The Asian Development Bank (ADB) yesterday downgraded Sri Lanka’s economic growth forecast for both 2018 and 2019 as weaker domestic demand, investment and exports continue to hurt the US $ 90 billion economy plagued by structural deficiencies and foreign debt. 


Issuing an update to the Asian Development Outlook (ADO) report for 2018 this week, the Asia-focused development lender lowered its growth forecast on Sri Lanka to 3.8 percent for 2018 from the original forecast of 4.2 percent. 


Further, the island nation’s 2019 growth forecast was also revised down to 4.5 percent from the original forecast of 4.8 percent in April.


“Sri Lanka’s growth forecast is downgraded for both this year and next on weak investment and exports, and as the government implements structural reform to lift its fiscal performance”, the update to the ADB’s flagship annual publication said. 


As the government cuts spending to contain budget deficit domestic demand tend to ease, dampening the country’s growth prospects. 

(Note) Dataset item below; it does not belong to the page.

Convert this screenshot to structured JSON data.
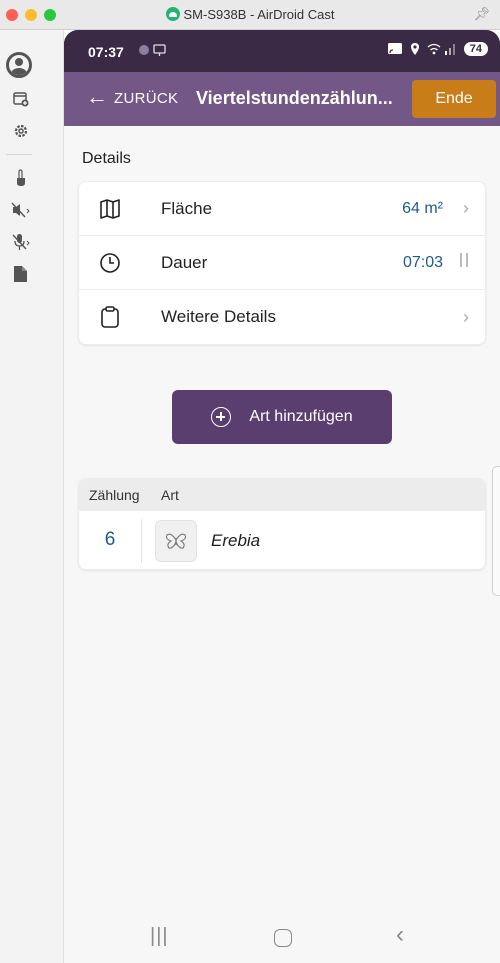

Sri Lanka neither can cut rates nor relax government spending to spur growth at this juncture as each action has its own perils, which are more damaging than stimulating growth in the short-term. 


Instead, it is highly speculated that the Monetary Board, which meets next week, would raise its benchmark interest rates to stem the fall in the rupee and foreign outflows. 


The ADO update captures Sri Lanka with Bhutan, the only two South Asian nations out of eight, which got their growth forecasts cut for two consecutive years. 
Pakistan, which is facing similar economic struggles to that of Sri Lanka, has been upgraded to grow by 5.8 percent in 2018 from the original forecast of 5.6 percent—the highest rate in 13 years propelled by surge in private consumption. 


However, the growth projection for the economy revised down to 4.8 percent in 2019 from an earlier projection of 5.1 percent, “in light of a pressing need to deal with large budget and external imbalances”. 

 

After the Opposition party led by the former cricketer turned politician, Imran Khan came into power in a general election held in July, the new government announced its commitment to a tough reform package to cut budget and current account deficits, which could put the US $ 284 billion economy to a sustainable path. 


“…in Bangladesh and Nepal, robust investment pushed estimated growth in fiscal 2018 higher than forecast, but in Bhutan and Sri Lanka weaker domestic demand lowers growth expectations for both 2018 and 2019”, ADB said.  However the Manila-based ADB said the deficit projections for South Asia were revised to widen to 2.9 percent of GDP in both 2018 and 2019 as higher oil prices are expected to push up import bills in India and Sri Lanka.


Meanwhile, continued imports of capital goods in Bangladesh, Maldives, and Nepal are expected to widen their current account deficits. 


“With higher oil prices, high dependence on imports, and only a marginal recovery in remittances, projections for the current account deficit are raised for both 2018 and 2019”, ADB said in its country chapter on Sri Lanka. 


As Sri Lanka’s rupee has weakened by almost 10 percent against the US dollar due to emerging market selloff in recent times, expanding of the current account of an economy heavily dependent on imports becomes a common phenomenon.  


Sri Lanka’s current account deficit is estimated to widen to 2.9 percent of GDP in 2018 and 3.1 percent in 2019. But the inflation forecasts for the two years have been revised down to 4.5 percent and 4.7 percent due to normalizing agriculture and weaker than anticipated economic growth. 


Sri Lanka’s economy slowed to 3.3 percent in 2017 – the lowest in 16 years – due to bad weather and tight monetary and fiscal policies.